Bazıları başkalarının onlardan nefret ettiğini, onlara saygısızlık ettiğini ve başarısız olmalarını istediğini paylaşır. Daha derine indiğimizde, onlara bunların kullanılan kelimeler olup olmadığını soruyorum. Çoğu zaman yanıt şudur: "Pekala, tam olarak değil, ama kastettikleri buydu." Tekrar soruyordum ve yanıt "Öyle hissettirdi."

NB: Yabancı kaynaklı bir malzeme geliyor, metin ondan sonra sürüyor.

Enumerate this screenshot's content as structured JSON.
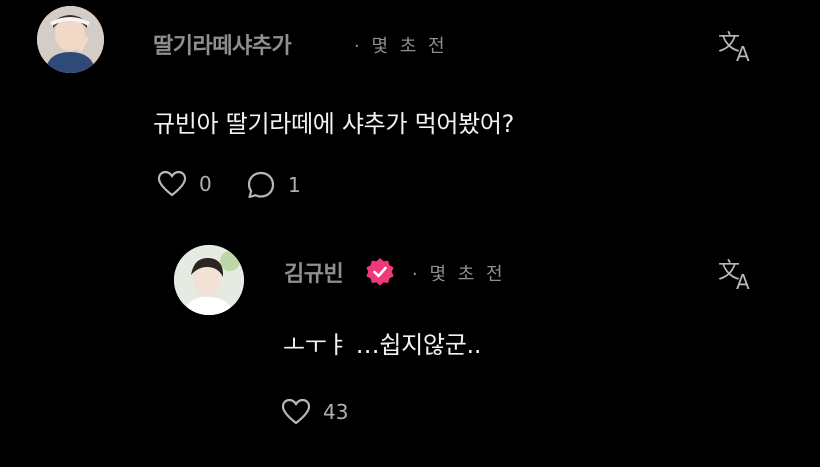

İnandığımız şeye göre hareket ettiğimiz için, genellikle seçimlerini bu algıya göre şekillendirirler ve kendilerini çaresizlik, hayal kırıklığı ve öfke duyguları içinde bulurlar. Bazıları, çocukluk seçimlerinden suçluluk ve utanç taşırlar ve kendilerini çaresizce aradıkları sevgiye ve onaya layık olmadıklarına ve telafi edilemez bir şekilde zarar gördüğüne karar verirler. Maddelerden veya diğer alışılmış davranışlardan beslenen bu, asla iyileşemeyeceklerinden korktukları aşağı doğru bir spirale neden olur.

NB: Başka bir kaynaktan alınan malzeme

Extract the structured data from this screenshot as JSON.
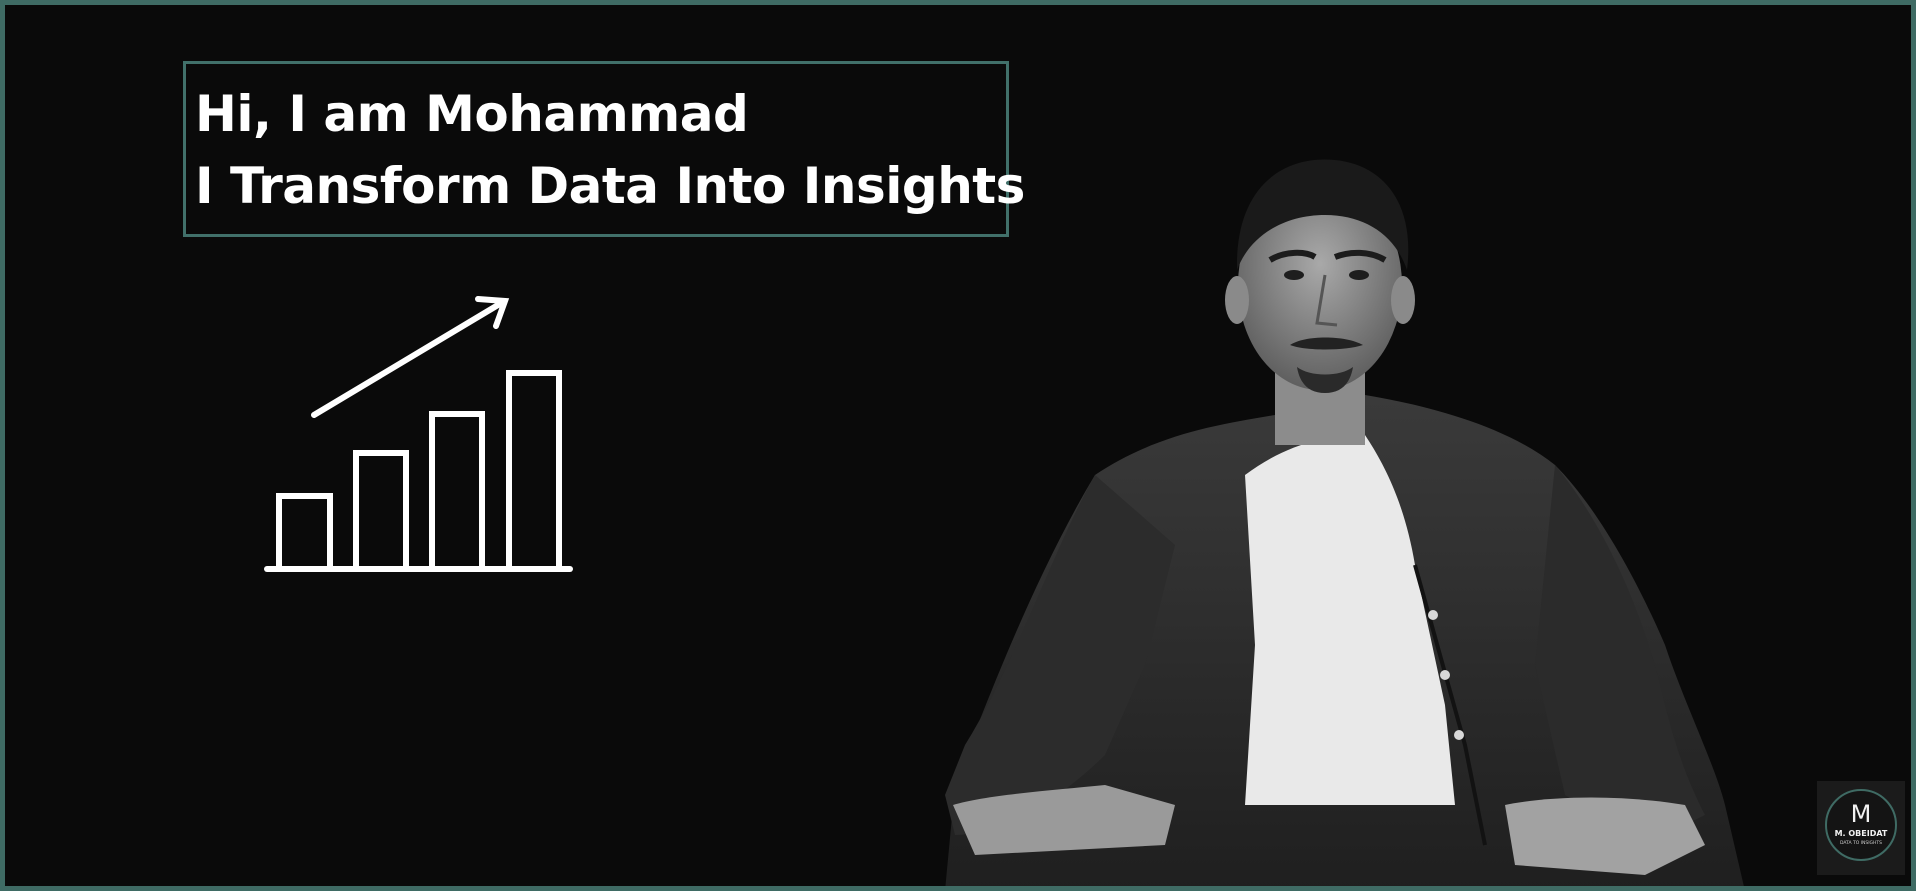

Sağlık İnanç Modeli, 1950'lerde ABD Halk Sağlığı Hizmetleri tarafından istihdam edilen sosyal psikolog Hochbaum, Rosenstock ve Kegels tarafından geliştirilmiştir.Kişinin alkolü olduğu gibi bırakması gibi olumlu bir eylemde bulunacağı bir model olarak tanımlanmaktadır. Birçok müvekkilimle ilgili durum, iş kaybı, yasal sonuçlar veya evlilik çatışmaları gibi olumsuz bir durumdan kaçınabiliyorlarsa ve kaçınmaya karar verirlerse, istenmeyen bir sonucun gerçekten önlenebileceğine dair bir dereceye kadar kesinliğe sahiplerse ve son olarak, böyle bir değişime muktedir olduklarını. Sık sık yakalandıkları yer burasıdır.Değişmek istediklerini ifade edebilirler, ancak gerekli adımları atma motivasyonundan yoksundurlar.

Onlara 1-10 arası bir ölçekte, değişim arzusu konusunda kendilerini nereye yerleştirdiklerini soruyorum. Bir sonraki soru, değişimi gerçekleştirme konusunda ne kadar kararlı oldukları ve son olarak, yaşamları için vizyonlarının altına “ayaklarını koymaya” ne kadar istekli oldukları ile ilgili. Sadece üçü de aynı seviyede olduğunda başarı daha olasıdır. Çoğu insanın elinden gelenin en iyisini yapmadığını fark ettim. Olduklarının en iyisini yapıyorlar istekli yapmak.

Bazen soruyorum, "Bundan bir yıl sonra, hayatınız 180 derece yapabilirdi, o anda nasıl hissederdiniz?" Çoğu zaman gülümser ve "Harika!" Derlerdi. Onlara, her gün meydana geldiği için o dönemde değişimi garanti ettiğimi söylüyorum - ama bu onlara sınırlayıcı inançlarına, korku düşüncelerine ve kıtlık zihniyetlerine mal olacak. Bir anlaşma yapalım… 1. kapı veya 2. perde.